The Beatitudes (I)

The spiritual evening in the month of October began exploring the Beatitudes, eight in number, which the Lord delivered at the beginning of the Sermon on the Mount. The most spiritual and complete text of the Beatitudes is in the Gospel of the Holy Evangelist Matthew, chapter 5, verses 1-12, and the more basic version is in the Gospel of the Holy Evangelist Luke, chapter 6, verses 20-23.

The Beatitudes are the beginning of the Lord’s Sermon on the Mount, which represents, in essence, the fullness of His teachings and commandments. Ultimately, the Lord’s commandments are an invitation to divine beatitude or blessedness, not to human happiness. They are beatitudes if viewed from the perspective of the Heavenly Kingdom. But from the worldly perspective, they are recipes for misery.

Father Constantin Coman says: “We no longer deal with imperative expressions, but rather with declarative statements that reveal or punctuate a certain inner state of man that is compatible with the Heavenly Kingdom… The second half of each beatitude is not a reward, but a natural outcome of the state mentioned in the first half: Those poor in spirit inherit, due to their inner state, the Heavenly Kingdom, which is not a place, but more accurately a condition. Poverty in spirit, together with the other conditions, are compatible with the Kingdom.”

The Beatitudes represent a ladder of spiritual ascent which our Lord invites us to climb. Saint Gregory of Nyssa says the same: “In the listing of the eight Beatitudes, we ascend them like stairs. The listing shows in words how, by ascending the steps one by one, the ascent is made easier. Because the one who has sensibly reached the first Beatitude, through an auto-development of meaning, awaits the next one too.”

Saint Symeon the New Theologian explains the organic character of the Beatitudes: “May we desire with all our soul to embrace God’s commandments: spiritual poverty, which the Word calls humility, unceasing tears day and night, from which spring forth spiritual joy and the hourly comfort of those who love God.” And he explains further: “Because being refreshed constantly and fattened with tears and completely quenching through them his irascibility, man becomes meek and gentle and completely unmoved by anger, but craves and desires with hunger and thirst (Matthew 5.6) to learn the statutes of God (Psalm 118.71). But in these conditions, he becomes merciful (Matthew 5.7) and compassionate, such that as a result, his heart becomes perfected and attains to vision of God, seeing purely (Matthew 5.8) His glory in accordance with His promises. Therefore, those who possess such souls are truly peacemakers and are called sons of the Most High (Matthew 5.9; Psalm 81.6), who know purely their Father and Master, and love Him with all their soul, enduring patiently for His sake all hardships and misfortunes, being reproached, slandered, straitened for His righteous commandment, which He commanded us to keep, being insulted and persecuted and enduring joyfully every word uttered in a false manner against them for His name, rejoicing (Matthew 5.11-12) that they were deemed worthy to be dishonored by men for His love (Acts 5.41).”
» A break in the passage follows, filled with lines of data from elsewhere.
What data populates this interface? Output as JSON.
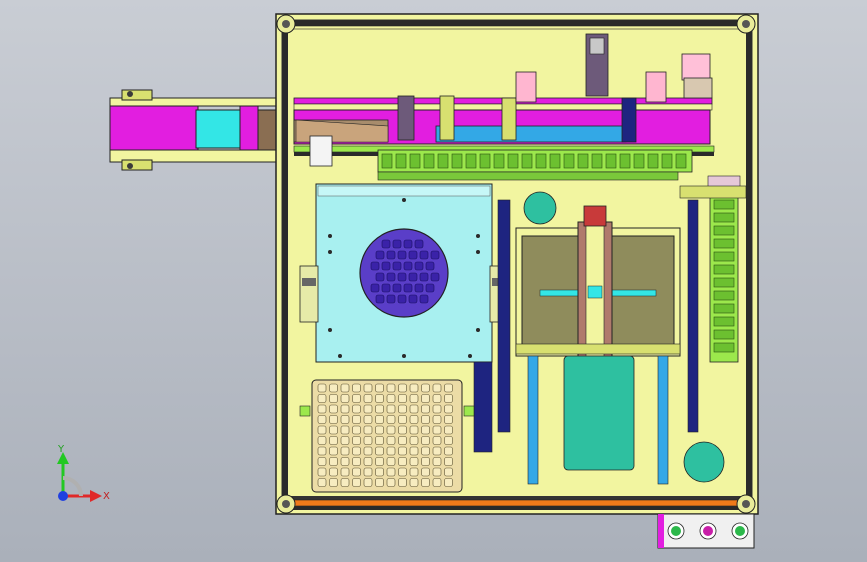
{
  "viewport": {
    "background_top": "#c9cdd4",
    "background_bottom": "#aab0ba"
  },
  "colors": {
    "frame": "#f2f5a0",
    "outline": "#1a1a1a",
    "table_cyan": "#a8f0f0",
    "wafer_purple": "#5a3ec8",
    "magenta": "#e21ee0",
    "cyan": "#33e6e6",
    "olive_plate": "#8f8c5c",
    "brown": "#b07a6c",
    "green_chain": "#9ce84c",
    "navy_rail": "#1e2480",
    "teal_round": "#2ec0a0",
    "orange_rail": "#f07a1a",
    "tray": "#ecdca6",
    "axis_y": "#22c822",
    "axis_x": "#e02828",
    "axis_origin": "#2040e0"
  },
  "triad": {
    "x_label": "X",
    "y_label": "Y"
  },
  "control_panel": {
    "buttons": [
      "green-button",
      "magenta-button",
      "green-button"
    ]
  }
}
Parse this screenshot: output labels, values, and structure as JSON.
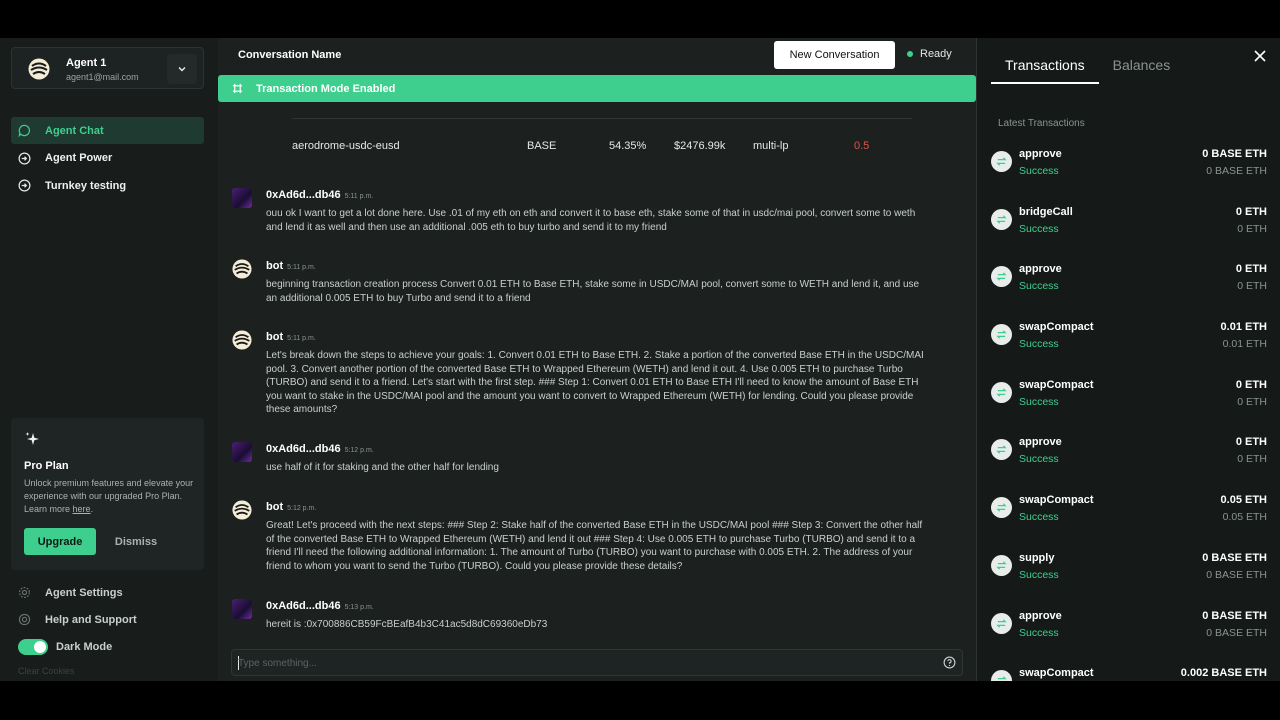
{
  "agent": {
    "name": "Agent 1",
    "email": "agent1@mail.com"
  },
  "nav": [
    {
      "label": "Agent Chat",
      "active": true
    },
    {
      "label": "Agent Power",
      "active": false
    },
    {
      "label": "Turnkey testing",
      "active": false
    }
  ],
  "pro": {
    "title": "Pro Plan",
    "desc": "Unlock premium features and elevate your experience with our upgraded Pro Plan. Learn more",
    "link": "here",
    "upgrade": "Upgrade",
    "dismiss": "Dismiss"
  },
  "bottom_nav": {
    "settings": "Agent Settings",
    "help": "Help and Support",
    "dark_mode": "Dark Mode",
    "clear": "Clear Cookies"
  },
  "header": {
    "conversation_name": "Conversation Name",
    "new_conversation": "New Conversation",
    "status": "Ready"
  },
  "banner": "Transaction Mode Enabled",
  "pool_row": {
    "name": "aerodrome-usdc-eusd",
    "chain": "BASE",
    "apy": "54.35%",
    "tvl": "$2476.99k",
    "type": "multi-lp",
    "risk": "0.5"
  },
  "messages": [
    {
      "sender": "0xAd6d...db46",
      "time": "5:11 p.m.",
      "user": true,
      "text": "ouu ok I want to get a lot done here. Use .01 of my eth on eth and convert it to base eth, stake some of that in usdc/mai pool, convert some to weth and lend it as well and then use an additional .005 eth to buy turbo and send it to my friend"
    },
    {
      "sender": "bot",
      "time": "5:11 p.m.",
      "user": false,
      "text": "beginning transaction creation process Convert 0.01 ETH to Base ETH, stake some in USDC/MAI pool, convert some to WETH and lend it, and use an additional 0.005 ETH to buy Turbo and send it to a friend"
    },
    {
      "sender": "bot",
      "time": "5:11 p.m.",
      "user": false,
      "text": "Let's break down the steps to achieve your goals: 1. Convert 0.01 ETH to Base ETH. 2. Stake a portion of the converted Base ETH in the USDC/MAI pool. 3. Convert another portion of the converted Base ETH to Wrapped Ethereum (WETH) and lend it out. 4. Use 0.005 ETH to purchase Turbo (TURBO) and send it to a friend. Let's start with the first step. ### Step 1: Convert 0.01 ETH to Base ETH I'll need to know the amount of Base ETH you want to stake in the USDC/MAI pool and the amount you want to convert to Wrapped Ethereum (WETH) for lending. Could you please provide these amounts?"
    },
    {
      "sender": "0xAd6d...db46",
      "time": "5:12 p.m.",
      "user": true,
      "text": "use half of it for staking and the other half for lending"
    },
    {
      "sender": "bot",
      "time": "5:12 p.m.",
      "user": false,
      "text": "Great! Let's proceed with the next steps: ### Step 2: Stake half of the converted Base ETH in the USDC/MAI pool ### Step 3: Convert the other half of the converted Base ETH to Wrapped Ethereum (WETH) and lend it out ### Step 4: Use 0.005 ETH to purchase Turbo (TURBO) and send it to a friend I'll need the following additional information: 1. The amount of Turbo (TURBO) you want to purchase with 0.005 ETH. 2. The address of your friend to whom you want to send the Turbo (TURBO). Could you please provide these details?"
    },
    {
      "sender": "0xAd6d...db46",
      "time": "5:13 p.m.",
      "user": true,
      "text": "hereit is :0x700886CB59FcBEafB4b3C41ac5d8dC69360eDb73"
    }
  ],
  "input": {
    "placeholder": "Type something..."
  },
  "right_panel": {
    "tabs": [
      "Transactions",
      "Balances"
    ],
    "latest_label": "Latest Transactions",
    "transactions": [
      {
        "name": "approve",
        "status": "Success",
        "amount": "0 BASE ETH",
        "amount2": "0 BASE ETH"
      },
      {
        "name": "bridgeCall",
        "status": "Success",
        "amount": "0 ETH",
        "amount2": "0 ETH"
      },
      {
        "name": "approve",
        "status": "Success",
        "amount": "0 ETH",
        "amount2": "0 ETH"
      },
      {
        "name": "swapCompact",
        "status": "Success",
        "amount": "0.01 ETH",
        "amount2": "0.01 ETH"
      },
      {
        "name": "swapCompact",
        "status": "Success",
        "amount": "0 ETH",
        "amount2": "0 ETH"
      },
      {
        "name": "approve",
        "status": "Success",
        "amount": "0 ETH",
        "amount2": "0 ETH"
      },
      {
        "name": "swapCompact",
        "status": "Success",
        "amount": "0.05 ETH",
        "amount2": "0.05 ETH"
      },
      {
        "name": "supply",
        "status": "Success",
        "amount": "0 BASE ETH",
        "amount2": "0 BASE ETH"
      },
      {
        "name": "approve",
        "status": "Success",
        "amount": "0 BASE ETH",
        "amount2": "0 BASE ETH"
      },
      {
        "name": "swapCompact",
        "status": "",
        "amount": "0.002 BASE ETH",
        "amount2": ""
      }
    ]
  },
  "colors": {
    "accent": "#3ecf8e",
    "risk": "#e0534a",
    "background": "#1c2120"
  }
}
The first beatitude is “poverty of spirit,” which, at least in the Romanian milieu, suffered from a totally deformed understanding among the common people. In fact, as a Protestant commentator observes, “poverty of spirit” refers to those people who perceive in their conscience that they are in a deplorable and unhappy state, they perceive within themselves the opposite of having plenty, a condition of moral poverty and helplessness is familiar to them. And the example par excellence is the publican in the Gospel. Another (Anglican) commentator identifies this state with those people who, within themselves, consider themselves to have nothing of their own, they need to receive in order to give, they are dependent on the wealth of others.

Saint John Chrysostom says that the “poor in spirit” are “those who are humble, whose heart is contrite, who willingly humble themselves and play themselves down.”

Father Zacharias Zacharou gives the best interpretation of this beatitude and shows how it is organically linked to the second one: “If we see the beatitudes in Matthew’s Gospel as a summary of the entire Gospel, these beatitudes represent a ladder that ascends from earth to heaven, and the foundation of the beatitudes is coming to know my spiritual poverty, because the first beatitude says: ‘Blessed are the poor in spirit.’ When, in the heat of repentance, we come to know our spiritual poverty, then we will surely lament because of it. And spiritual weeping brings divine consolation.”

Thus, the second beatitude follows organically from the first. Saint Gregory of Nyssa says: “I reckon that the Word does not praise tears, but rather the knowledge of good, which follows from suffering the sadness that one’s life lacks that which is desired. […] And consolation springs forth from communion with the Comforter, for the grace of consolation is a work of the Spirit.” And Saint John Chrysostom explains: “In this beatitude, Christ did not speak generally about those who cry for any of various motives, but about those who weep for their sins. Christ calls blessed those who mourn after God. He commands us to weep not only for our sins, but also for the sins of others. The souls of the saints had this character: such was the soul of Moses, of Paul, of David!”